Growing up in the rural town of Butterworth in South Africa, Apiwe Nxusani-Mawela was drawn to having a career in beer following a university open day in Johannesburg.
In 2007, she started brewing as an amateur. Today, with a microbiology degree, she is breaking barriers in a male-dominated field, being the first Black woman in South Africa to own a craft brewery.
But she doesn’t want to do this alone; she wants to see other Blacks and women in an industry that contributes $5.2 billion to South Africa’s gross domestic product. Thus, at her microbrewery in Johannesburg, she’s teaching young Black graduates the art of beer making, with most of these students being women.
Numbering 13 in total, the students at her Brewsters Academy have chemical engineering, biotechnology or analytical chemistry degrees and diplomas and are looking to have a career in brewing. Nxusani-Mawela believes that people with a science background can do well in beer brewing.
“I sort of fell in love with the combination of the business side with the science, with the craftsmanship and the artistic element of brewing,” she said to AP.
Her classes started in June. For the first six months, students will learn beer varieties, both international and African, before spending another six months on work placement.

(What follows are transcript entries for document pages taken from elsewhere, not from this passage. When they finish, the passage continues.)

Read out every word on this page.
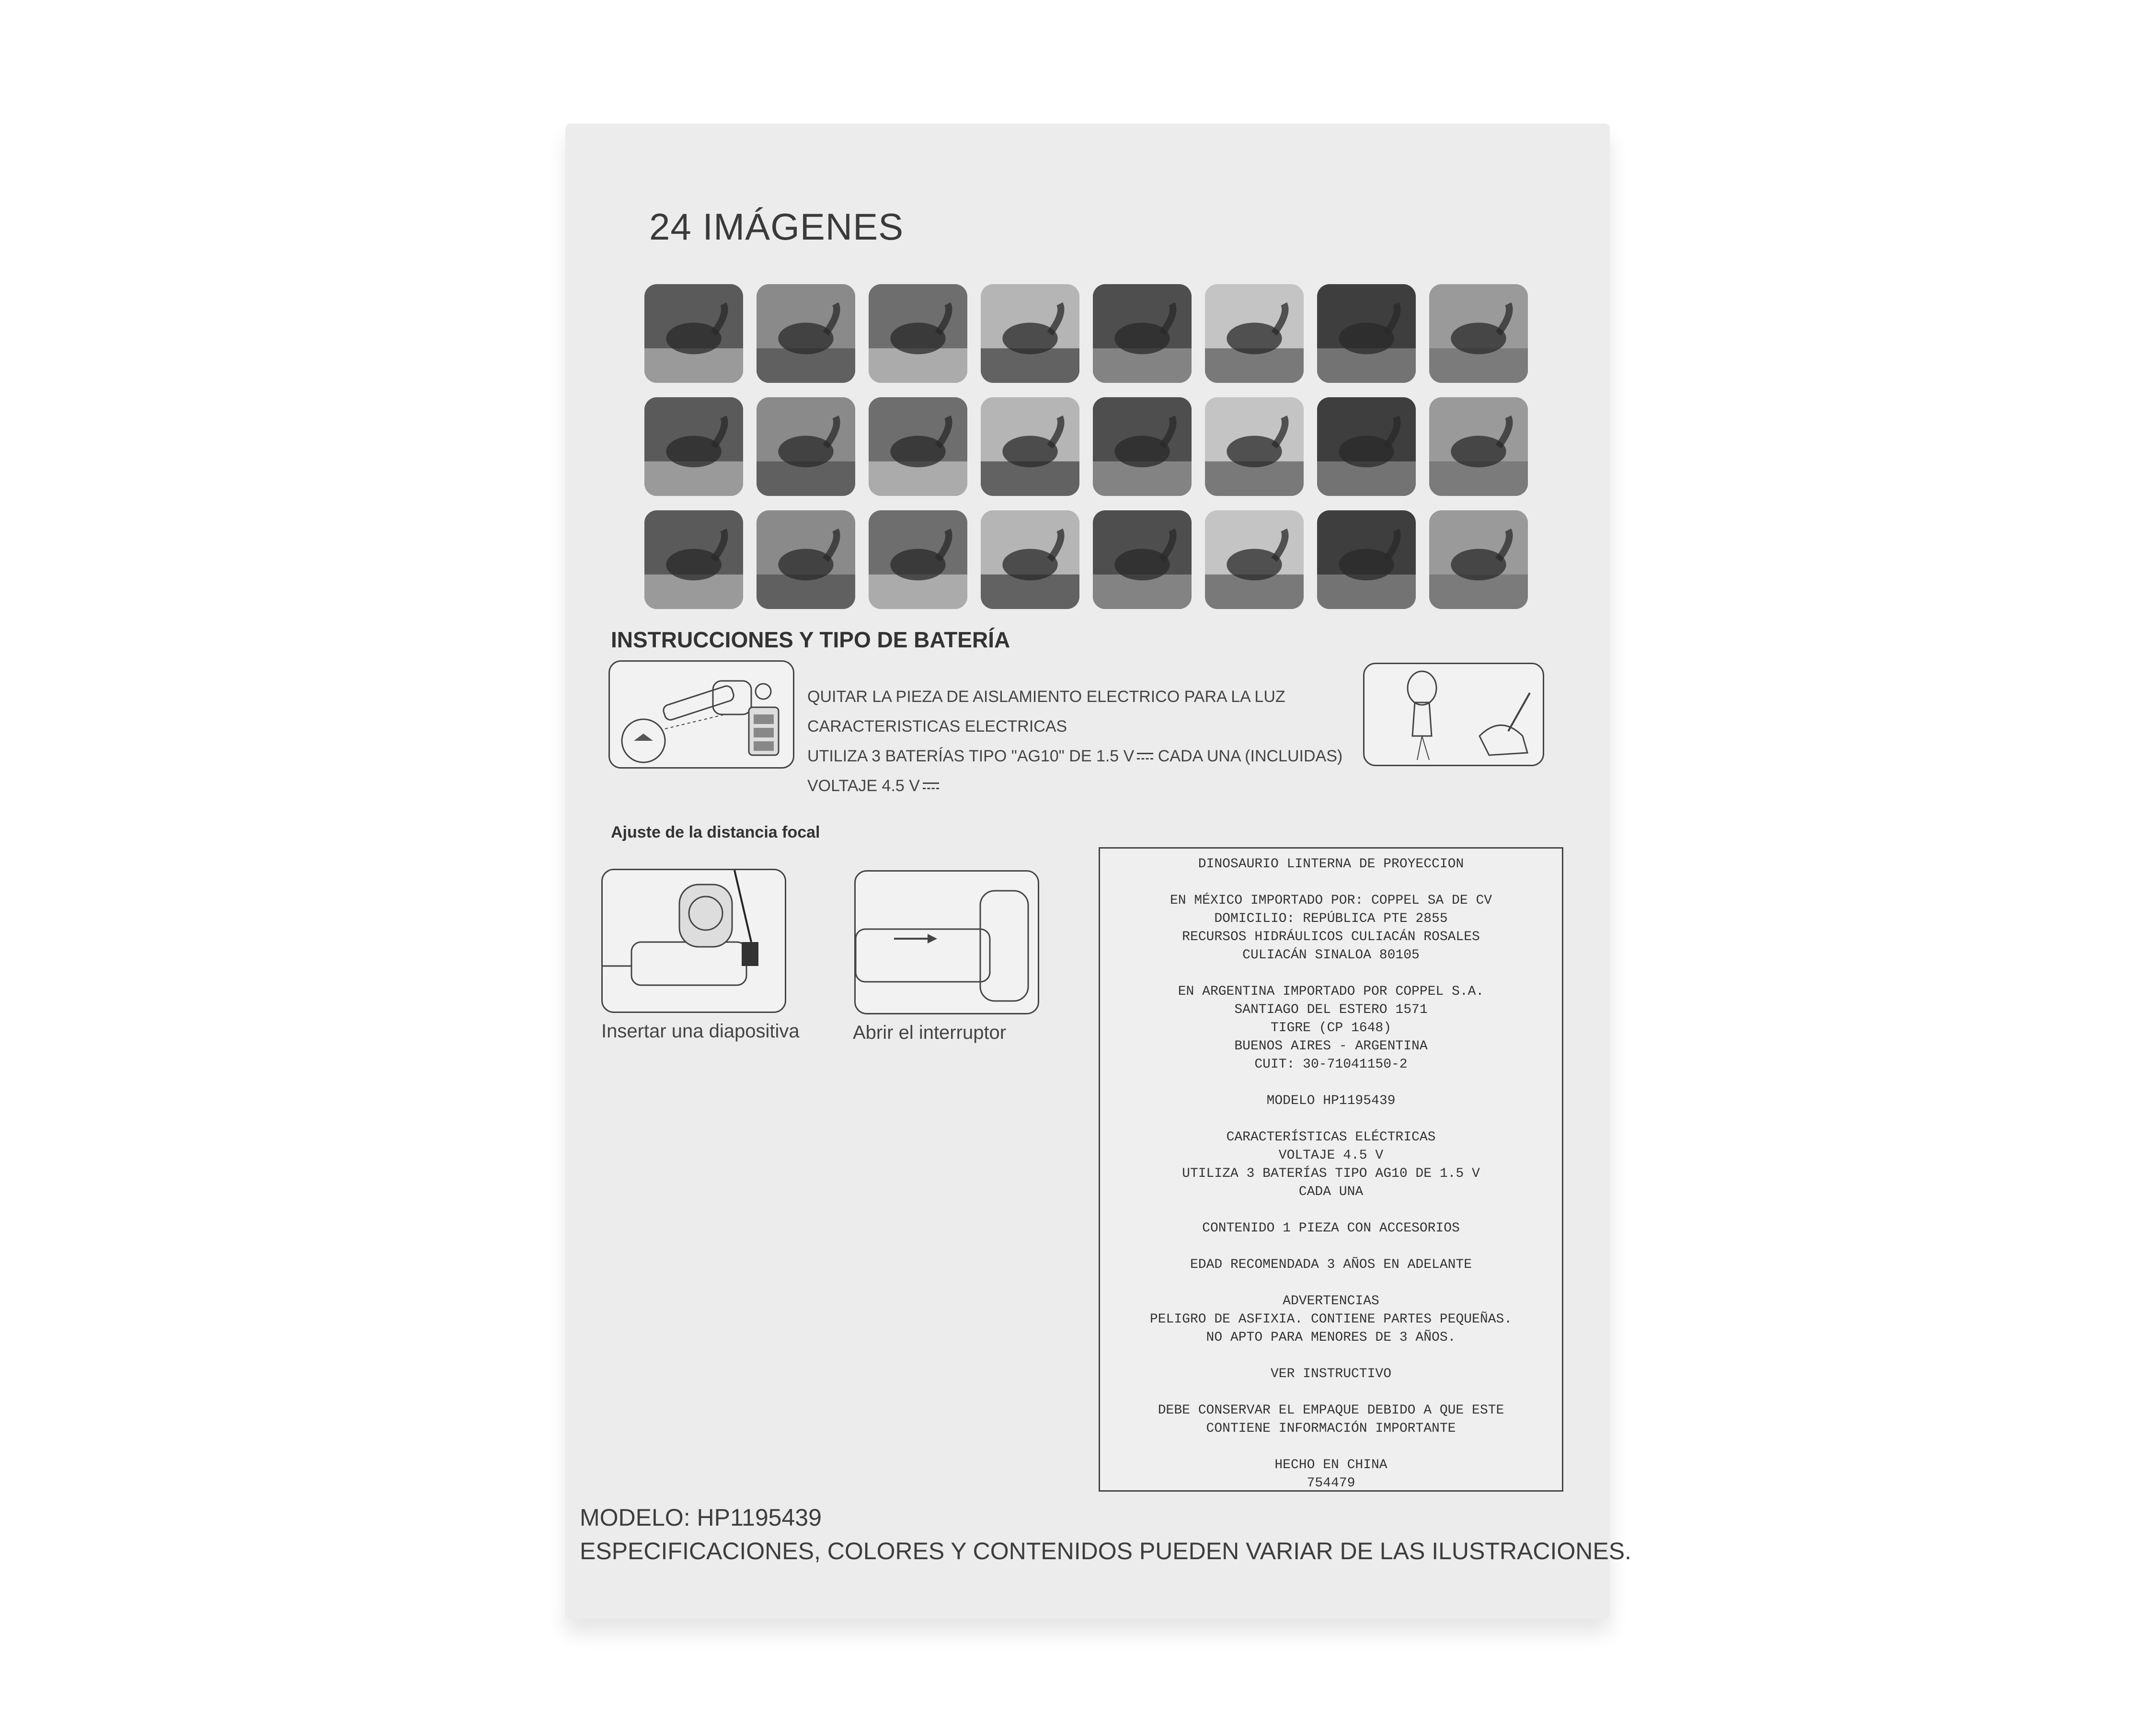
24 IMÁGENES
INSTRUCCIONES Y TIPO DE BATERÍA
QUITAR LA PIEZA DE AISLAMIENTO ELECTRICO PARA LA LUZ
CARACTERISTICAS ELECTRICAS
UTILIZA 3 BATERÍAS TIPO "AG10" DE 1.5 V CADA UNA (INCLUIDAS)
VOLTAJE 4.5 V
Ajuste de la distancia focal
Insertar una diapositiva	Abrir el interruptor
DINOSAURIO LINTERNA DE PROYECCION
EN MÉXICO IMPORTADO POR: COPPEL SA DE CV
DOMICILIO: REPÚBLICA PTE 2855
RECURSOS HIDRÁULICOS CULIACÁN ROSALES
CULIACÁN SINALOA 80105
EN ARGENTINA IMPORTADO POR COPPEL S.A.
SANTIAGO DEL ESTERO 1571
TIGRE (CP 1648)
BUENOS AIRES - ARGENTINA
CUIT: 30-71041150-2
MODELO HP1195439
CARACTERÍSTICAS ELÉCTRICAS
VOLTAJE 4.5 V
UTILIZA 3 BATERÍAS TIPO AG10 DE 1.5 V
CADA UNA
CONTENIDO 1 PIEZA CON ACCESORIOS
EDAD RECOMENDADA 3 AÑOS EN ADELANTE
ADVERTENCIAS
PELIGRO DE ASFIXIA. CONTIENE PARTES PEQUEÑAS.
NO APTO PARA MENORES DE 3 AÑOS.
VER INSTRUCTIVO
DEBE CONSERVAR EL EMPAQUE DEBIDO A QUE ESTE
CONTIENE INFORMACIÓN IMPORTANTE
HECHO EN CHINA
754479
MODELO: HP1195439
ESPECIFICACIONES, COLORES Y CONTENIDOS PUEDEN VARIAR DE LAS ILUSTRACIONES.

“I wanted to make sure that being the first Black female to own a brewery in South Africa, that I’m not the first and the last,” Nxusani-Mawela said to AP. “Brewsters Academy for me is about transforming the industry … What I want to see is that in five, 10 years from now that it should be a norm to have Black people in the industry, it should be a norm to have females in the industry.”
Nxusani-Mawela’s road to owning a brewery wasn’t easy. When COVID-19 was infecting hundreds across South Africa in 2020, the government instituted lockdown measures to contain the spread of the virus. Other measures the government took were to ban the sale of alcohol.
Although the intentions of the government were sincere and based on public health advice, they had unintended consequences. The ban on alcohol, which was in place for half a year, led to the collapse of many local breweries. One of the breweries affected was owned by Nxusani-Mawela. She had founded Brewsters Craft in 2015 after leaving her position as master craft brewer at South African Breweries.
“The journey of starting the brewery was not easy. Like a lot of people, I struggled to raise capital. I ended up applying for a loan at the Industrial Development Corporation of South Africa (IDC). The process took over a year before they approved the application,” she told News24.
In 2018, Brewsters Craft opened its doors in Johannesburg and began manufacturing beverages for smaller craft beer brands. The company was showing signs it would be successful then the pandemic struck, and there was a ban on the sale of liquor in South Africa.
“For us in the alcohol and tobacco industry, we’re hit the most. It was a rollercoaster – emotionally, mentally, financially and physically,” Nxusani-Mawela told News24 in January 2021.
For Nxusani-Mawela, her headache was not only the shutdown of her brewery, which manufactures Tolokazi (a sorghum pilsner), but she had to repay a loan she took to expand her business operations.
Despite the challenges she faced, Nxusani-Mawela was still optimistic about finding success. She then received a LinkedIn invitation from the chief marketing officer of subscription service Beer52, headquartered in Edinburgh. Beer52 is a club that introduces drinkers across Europe to new beers from around the world.
According to Business Insider South Africa, as part of Beer52’s initiative of offering new liquor to Europeans, it subscribed to 200,000 cans of Tolokazi in January 2022, which was expected to reach 100,000 subscribers in the UK.
The Tolokazi cans for Beer52 were brewed in Croatia, but not without challenges, particularly with raw materials sourced mainly in South Africa.
Nxusani-Mawela also began producing Tolokazi under a contract manufacturing arrangement with OC Brewery in Kya Sand, just on the outskirts of Johannesburg.